A promoção da irracionalidade, o surgimento de histerias colectivas e de obscurantismo em plena era científica surgem assim como barómetros dos nossos comportamentos, e, mesmo que cómicos e irrelevantes, acabam por ser o testemunho de que não amadurecemos. Incapazes cedemos à humilhação pessoal, revelando-se este um drama ainda por resolver. Procuramos filosofias e cosmologias para satisfazer a nossa necessidade de absoluto e no fim eventualmente constatamos que apenas nos resta entropia.
Posto isto pensei em 5 livros que de alguma forma, e na minha óptica, instigam a esse apelo nostálgico pelo absoluto (o quadro por Giorgio Chirico, Nostalgia of the Infinite, 1912-1913). Uma lista que alberga esse chamamento de uma forma racional e edificante, porque também assim deve ser a arte, evitando a escuridão mental que teima em prevalecer nesta perene sede cega de nos entregarmos ao sublime:
Contacto, Carl Sagan: Um sinal de rádio é recebido na Terra vindo além das estrelas mais próximas. Este sinal contém as informações para a construção de uma máquina para viajar no espaço. Uma máquina que pode levar um humano a encontrar quem enviou a mensagem. Uma reflexão fulcral de Carl Sagan, no seu único romance de ficção científica, sobre o amor, a ciência e a religião que no fim nos promete contactar com o absoluto.

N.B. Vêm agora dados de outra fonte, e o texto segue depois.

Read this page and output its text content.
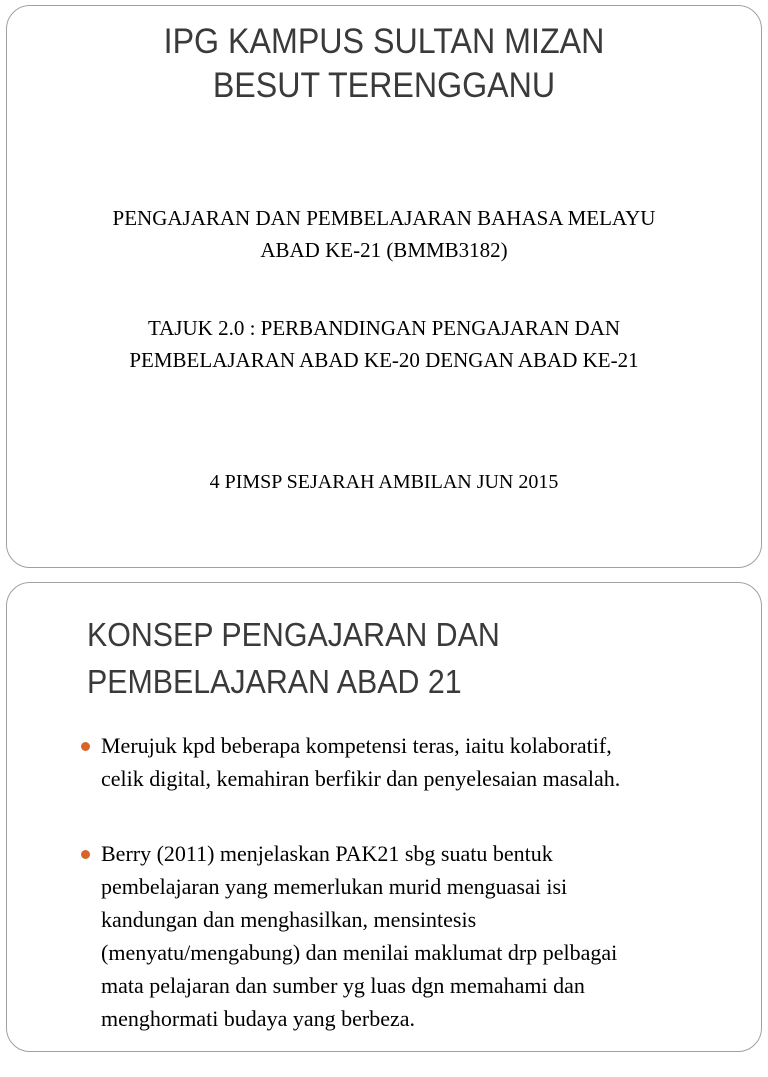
IPG KAMPUS SULTAN MIZAN
BESUT TERENGGANU
PENGAJARAN DAN PEMBELAJARAN BAHASA MELAYU
ABAD KE-21 (BMMB3182)
TAJUK 2.0 : PERBANDINGAN PENGAJARAN DAN
PEMBELAJARAN ABAD KE-20 DENGAN ABAD KE-21
4 PIMSP SEJARAH AMBILAN JUN 2015
KONSEP PENGAJARAN DAN
PEMBELAJARAN ABAD 21
Merujuk kpd beberapa kompetensi teras, iaitu kolaboratif,
celik digital, kemahiran berfikir dan penyelesaian masalah.
Berry (2011) menjelaskan PAK21 sbg suatu bentuk
pembelajaran yang memerlukan murid menguasai isi
kandungan dan menghasilkan, mensintesis
(menyatu/mengabung) dan menilai maklumat drp pelbagai
mata pelajaran dan sumber yg luas dgn memahami dan
menghormati budaya yang berbeza.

Sendo a adaptação cinematográfica pertinente de igual forma.
A Montanha Mágica, Thomas Mann: Hans Castorp é um jovem normalíssimo que decide ir visitar o seu primo que recupera num sanatório em plenos alpes suíços. O que seria uma breve visita transforma-se numa estadia de sete anos. Hans apaixona-se e impregna-se das ideias que pairam na clínica. Ideias estas que estando em isolamento reverberarão de forma mais intensa num mundo que está às portas da primeira grande guerra. O isolamento que permeia a acção deste livro de Mann não é só pertinente nesta altura de COVID-19 como nos remete para a questão do absoluto, parados, podemos olhar para trás e projectar-nos no futuro.

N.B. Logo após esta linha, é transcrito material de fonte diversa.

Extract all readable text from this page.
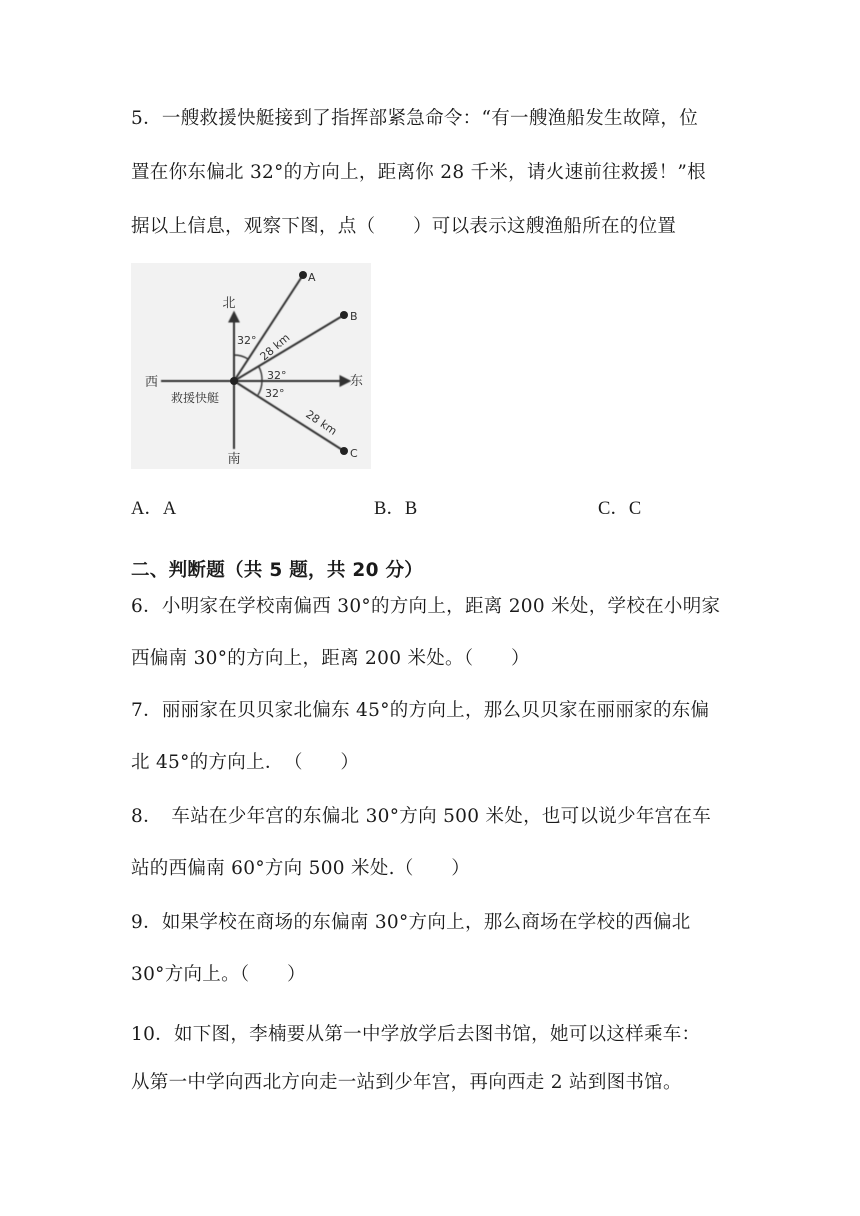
5．一艘救援快艇接到了指挥部紧急命令：“有一艘渔船发生故障，位
置在你东偏北 32°的方向上，距离你 28 千米，请火速前往救援！”根
据以上信息，观察下图，点（　　）可以表示这艘渔船所在的位置
北
南
东
西
救援快艇
32°
32°
32°
28 km
28 km
A
B
C
A．A	B．B	C．C
二、判断题（共 5 题，共 20 分）
6．小明家在学校南偏西 30°的方向上，距离 200 米处，学校在小明家
西偏南 30°的方向上，距离 200 米处。（　　）
7．丽丽家在贝贝家北偏东 45°的方向上，那么贝贝家在丽丽家的东偏
北 45°的方向上．　（　　）
8．　车站在少年宫的东偏北 30°方向 500 米处，也可以说少年宫在车
站的西偏南 60°方向 500 米处.（　　）
9．如果学校在商场的东偏南 30°方向上，那么商场在学校的西偏北
30°方向上。（　　）
10．如下图，李楠要从第一中学放学后去图书馆，她可以这样乘车：
从第一中学向西北方向走一站到少年宫，再向西走 2 站到图书馆。
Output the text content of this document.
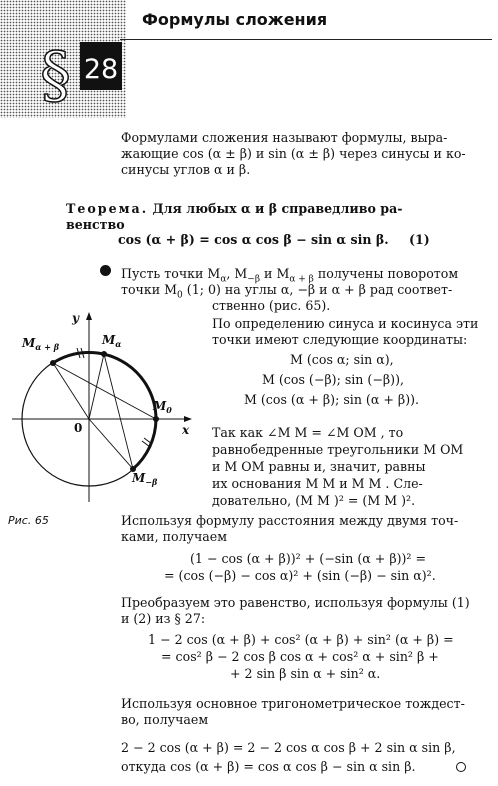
§ 28
Формулы сложения
Формулами сложения называют формулы, выра-
жающие cos (α ± β) и sin (α ± β) через синусы и ко-
синусы углов α и β.
Теорема. Для любых α и β справедливо ра-
венство
cos (α + β) = cos α cos β − sin α sin β. (1)
x
y
0
$M_{\alpha + \beta}$	$M_\alpha$
$M_0$
$M_{-\beta}$
Рис. 65
Пусть точки $M_\alpha$, $M_{-\beta}$ и $M_{\alpha + \beta}$ получены поворотом
точки $M_0$ (1; 0) на углы α, −β и α + β рад соответ-
ственно (рис. 65).
По определению синуса и косинуса эти
точки имеют следующие координаты:
M (cos α; sin α),
M (cos (−β); sin (−β)),
M (cos (α + β); sin (α + β)).
Так как ∠M M = ∠M OM , то
равнобедренные треугольники M OM
и M OM равны и, значит, равны
их основания M M и M M . Сле-
довательно, (M M )² = (M M )².
Используя формулу расстояния между двумя точ-
ками, получаем
(1 − cos (α + β))² + (−sin (α + β))² =
= (cos (−β) − cos α)² + (sin (−β) − sin α)².
Преобразуем это равенство, используя формулы (1)
и (2) из § 27:
1 − 2 cos (α + β) + cos² (α + β) + sin² (α + β) =
= cos² β − 2 cos β cos α + cos² α + sin² β +
+ 2 sin β sin α + sin² α.
Используя основное тригонометрическое тождест-
во, получаем
2 − 2 cos (α + β) = 2 − 2 cos α cos β + 2 sin α sin β,
откуда cos (α + β) = cos α cos β − sin α sin β.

O Canto Nómada, Bruce Chatwin: A vida indígena da Austrália serve de quadro a Chatwin. Os cantos são caminhos invisíveis que conectam as comunidades, trilhos estabelecidos e com fronteiras antigas. Os aborígenes passaram estes cantos ao longo de gerações, cantos que albergam os segredos do passado e da criação da Terra. Numa narrativa tão mágica quanto o canto nómada o autor descreve-nos as suas viagens e busca sobre a verdade latente nestas músicas, e que mistérios ocultam as suas histórias. O absoluto aqui é dado com reminiscências primordiais, de que há sabedoria que não se perde e nos acompanha. Basta ouvirmos.
Viagem a Portugal, José Saramago: Percorrendo o país de ponta a ponta Saramago cria um híbrido especial. Este livro que não se resolve só na crónica, livro de viagens ou em memórias, é capaz de mostrar o quanto, e tanto que é, que estamos a perder deste nosso país. A viagem a Portugal instiga à repetição dos passos já dados, o olhar-se aqui de dentro, para que possamos traçar novos caminhos rumo ao absoluto que nos é dado diariamente e tendemos a rejeitar.
Todas as Palavras, Manuel António Pina: Para finalizar, poesia com Manuel António Pina, capaz de envolver o leitor e entregar a complexidade literária a que pode a poesia erguer-se. A vida elaborada e una, a casa, a chuva, a ciência, os livros. A poética reunida daquele que é para mim um poeta maior, e que nos devolve via directa para o absoluto.